It's pretty easy to see how PAL got this way: Her creator, Mark Bowman (Eric André), unceremoniously tosses her as soon as he thinks he's made something better. At the same time, humans have grown awfully emotionally reliant on wi-fi and other modern tech. And did you ever think about how it would feel to be treated like a common smartphone? From an AI perspective, there's not much to recommend clemency for humanity. Still, we viewers can't help rooting for the Mitchells.
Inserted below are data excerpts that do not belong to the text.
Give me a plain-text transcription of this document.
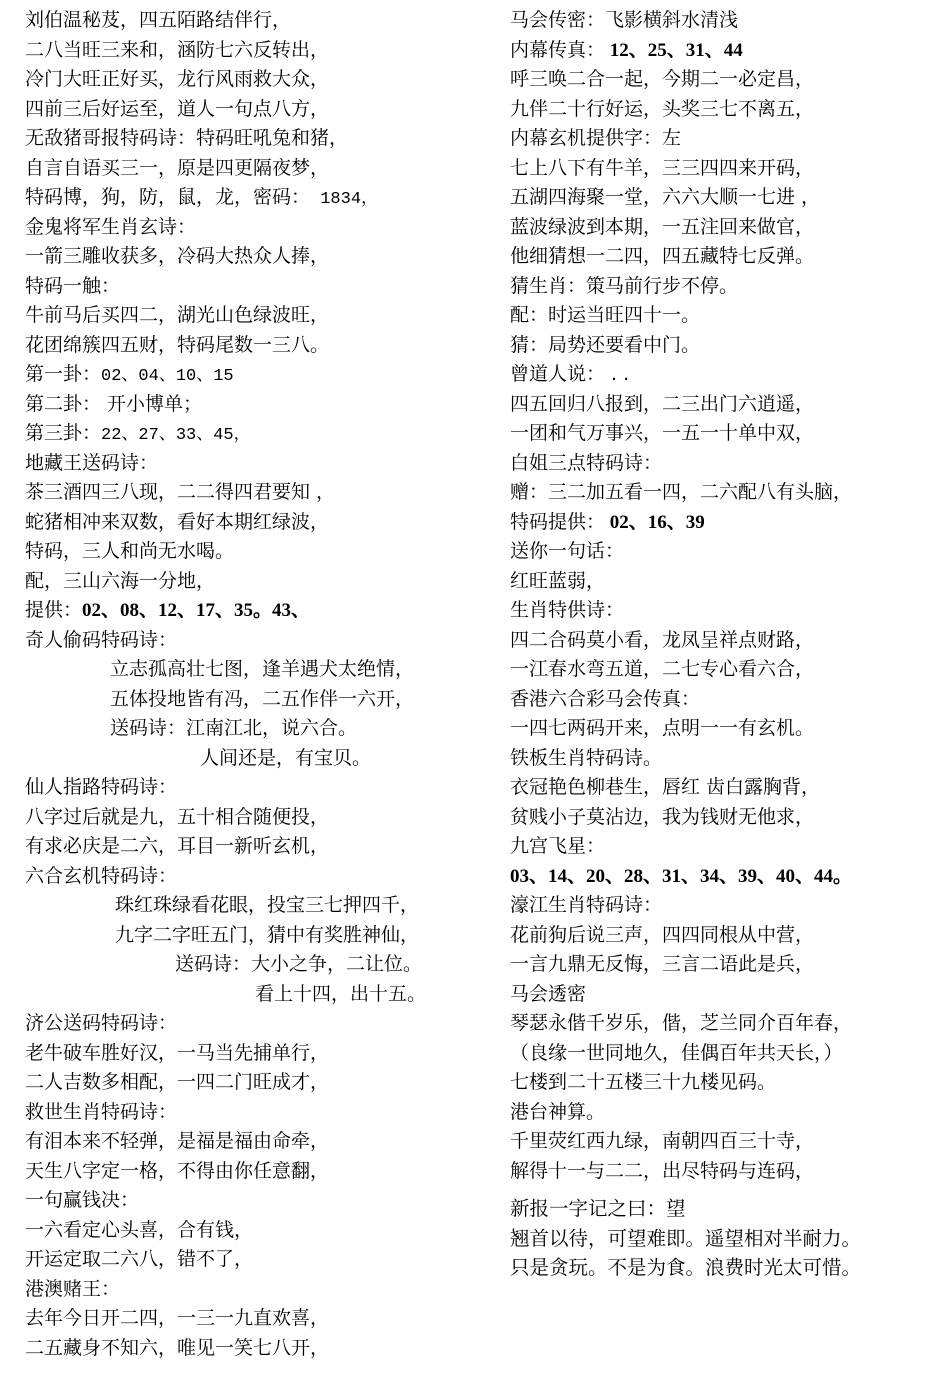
刘伯温秘芨，四五陌路结伴行，
二八当旺三来和，涵防七六反转出，
冷门大旺正好买，龙行风雨救大众，
四前三后好运至，道人一句点八方，
无敌猪哥报特码诗：特码旺吼兔和猪，
自言自语买三一，原是四更隔夜梦，
特码博，狗，防，鼠，龙，密码： 1834，
金鬼将军生肖玄诗：
一箭三雕收获多，冷码大热众人捧，
特码一触：
牛前马后买四二，湖光山色绿波旺，
花团绵簇四五财，特码尾数一三八。
第一卦：02、04、10、15
第二卦： 开小博单；
第三卦：22、27、33、45，
地藏王送码诗：
茶三酒四三八现，二二得四君要知 ，
蛇猪相冲来双数，看好本期红绿波，
特码，三人和尚无水喝。
配，三山六海一分地，
提供：02、08、12、17、35。43、
奇人偷码特码诗：
立志孤高壮七图，逢羊遇犬太绝情，
五体投地皆有冯，二五作伴一六开，
送码诗：江南江北，说六合。
人间还是，有宝贝。
仙人指路特码诗：
八字过后就是九，五十相合随便投，
有求必庆是二六，耳目一新听玄机，
六合玄机特码诗：
珠红珠绿看花眼，投宝三七押四千，
九字二字旺五门，猜中有奖胜神仙，
送码诗：大小之争，二让位。
看上十四，出十五。
济公送码特码诗：
老牛破车胜好汉，一马当先捕单行，
二人吉数多相配，一四二门旺成才，
救世生肖特码诗：
有泪本来不轻弹，是福是福由命牵，
天生八字定一格，不得由你任意翻，
一句赢钱决：
一六看定心头喜，合有钱，
开运定取二六八，错不了，
港澳赌王：
去年今日开二四，一三一九直欢喜，
二五藏身不知六，唯见一笑七八开，
马会传密：飞影横斜水清浅
内幕传真： 12、25、31、44
呼三唤二合一起，今期二一必定昌，
九伴二十行好运，头奖三七不离五，
内幕玄机提供字：左
七上八下有牛羊，三三四四来开码，
五湖四海聚一堂，六六大顺一七进 ，
蓝波绿波到本期，一五注回来做官，
他细猜想一二四，四五藏特七反弹。
猜生肖：策马前行步不停。
配：时运当旺四十一。
猜：局势还要看中门。
曾道人说： . .
四五回归八报到，二三出门六逍遥，
一团和气万事兴，一五一十单中双，
白姐三点特码诗：
赠：三二加五看一四，二六配八有头脑，
特码提供： 02、16、39
送你一句话：
红旺蓝弱，
生肖特供诗：
四二合码莫小看，龙凤呈祥点财路，
一江春水弯五道，二七专心看六合，
香港六合彩马会传真：
一四七两码开来，点明一一有玄机。
铁板生肖特码诗。
衣冠艳色柳巷生，唇红 齿白露胸背，
贫贱小子莫沾边，我为钱财无他求，
九宫飞星：
03、14、20、28、31、34、39、40、44。
濠江生肖特码诗：
花前狗后说三声，四四同根从中营，
一言九鼎无反悔，三言二语此是兵，
马会透密
琴瑟永偕千岁乐，偕，芝兰同介百年春，
（良缘一世同地久，佳偶百年共天长，）
七楼到二十五楼三十九楼见码。
港台神算。
千里荧红西九绿，南朝四百三十寺，
解得十一与二二，出尽特码与连码，
新报一字记之曰：望
翘首以待，可望难即。遥望相对半耐力。
只是贪玩。不是为食。浪费时光太可惜。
Oh yeah, I should talk about the other Mitchells. Mother Linda (Maya Rudolph) may be the most normal of the bunch; the strangest thing she does is attempt food in her daughter's likeness. Kid brother Aaron (Mike Rianda, who also directed and co-wrote the movie) is probably in his single digits given his obsession with dinosaurs and nervousness around girls, but you'd hardly guess it from his adultlike voice. Then there's Monchi (Doug the Pug), a dim, cross-eyed dog whose most obvious value is in blowing robots' circuits by not looking quite canine enough. That's not a spoiler; it happens in the trailer.
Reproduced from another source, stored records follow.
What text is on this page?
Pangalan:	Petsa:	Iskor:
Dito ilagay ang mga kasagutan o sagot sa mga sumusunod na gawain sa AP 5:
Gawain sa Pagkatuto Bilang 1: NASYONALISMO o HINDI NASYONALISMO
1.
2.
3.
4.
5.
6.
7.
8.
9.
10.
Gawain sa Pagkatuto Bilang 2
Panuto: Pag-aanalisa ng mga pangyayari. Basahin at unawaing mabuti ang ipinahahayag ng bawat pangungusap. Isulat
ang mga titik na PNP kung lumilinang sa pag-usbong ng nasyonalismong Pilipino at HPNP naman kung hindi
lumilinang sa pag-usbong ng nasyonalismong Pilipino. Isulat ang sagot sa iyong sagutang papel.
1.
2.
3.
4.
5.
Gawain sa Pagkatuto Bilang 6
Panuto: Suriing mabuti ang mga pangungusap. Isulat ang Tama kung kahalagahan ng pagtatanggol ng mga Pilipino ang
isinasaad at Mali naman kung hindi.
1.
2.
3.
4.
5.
Rianda based the Mitchells loosely on his own family, which does add a little heartwarming quality once you know it. I do not know whether his family includes a sexual or gender minority such as Katie. You can be forgiven for overlooking that detail; the only evidence, however compelling, is in a plot-unimportant fleeting line.
That may be the celebrated first for Sony Pictures Animation, but it's not the most distinctive aspect to my mind. Via Katie's imagination, there are a lot of hand-drawn add-ons to the CG imagery. We don't get as many artistic styles as in the same studio's Spider-Man: Into the Spider-Verse, but a smidgen of live footage/photography is thrown in. That, plus the various references to RL brands, makes me think we're supposed to see this movie as "realer" than other animated features in spite of its kookiness.
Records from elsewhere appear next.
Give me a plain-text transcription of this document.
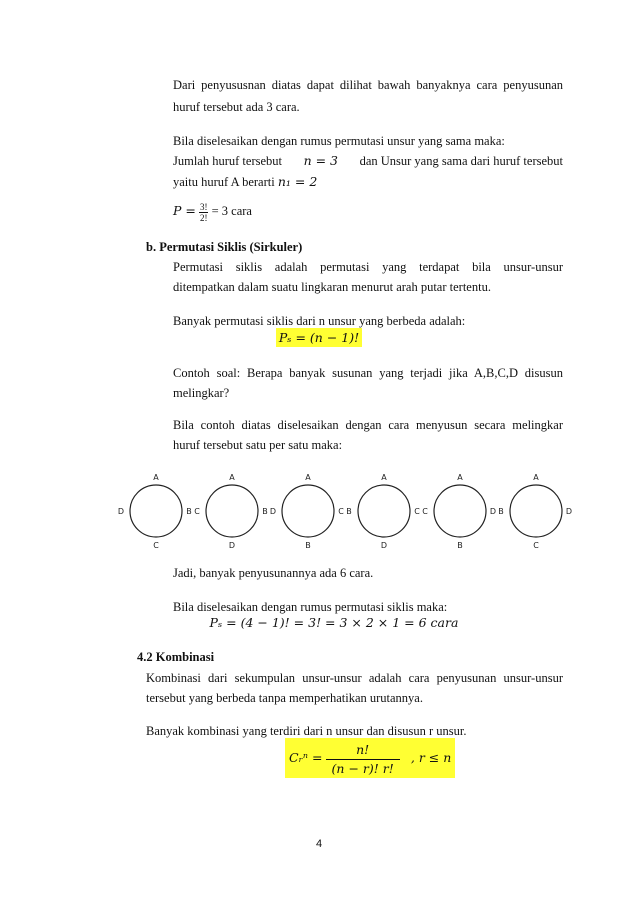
Dari penyususnan diatas dapat dilihat bawah banyaknya cara penyusunan
huruf tersebut ada 3 cara.
Bila diselesaikan dengan rumus permutasi unsur yang sama maka:
Jumlah huruf tersebut n = 3 dan Unsur yang sama dari huruf tersebut
yaitu huruf A berarti n₁ = 2
$P = \frac{3!}{2!} = 3$ cara
b. Permutasi Siklis (Sirkuler)
Permutasi siklis adalah permutasi yang terdapat bila unsur-unsur
ditempatkan dalam suatu lingkaran menurut arah putar tertentu.
Banyak permutasi siklis dari n unsur yang berbeda adalah:
Pₛ = (n − 1)!
Contoh soal: Berapa banyak susunan yang terjadi jika A,B,C,D disusun
melingkar?
Bila contoh diatas diselesaikan dengan cara menyusun secara melingkar
huruf tersebut satu per satu maka:
A
C
D	B
A
D
C	B
A
B
D	C
A
D
B	C
A
B
C	D
A
C
B	D
Jadi, banyak penyusunannya ada 6 cara.
Bila diselesaikan dengan rumus permutasi siklis maka:
Pₛ = (4 − 1)! = 3! = 3 × 2 × 1 = 6 cara
4.2 Kombinasi
Kombinasi dari sekumpulan unsur-unsur adalah cara penyusunan unsur-unsur
tersebut yang berbeda tanpa memperhatikan urutannya.
Banyak kombinasi yang terdiri dari n unsur dan disusun r unsur.
Cᵣⁿ = $\frac{n!}{(n - r)! r!}$ , r ≤ n
4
The result is very high on energy. That can be good or bad depending on the audience. I figure it mostly appeals to kids, as does the overall sense of humor (I never got far into the same writers' Gravity Falls), but it might have been just what I needed when tired.
It kinda bothers me that this has a higher IMDb rating than the three Disney entries in the Best Animated Feature category. Then again, Disney could use an incentive to up its game.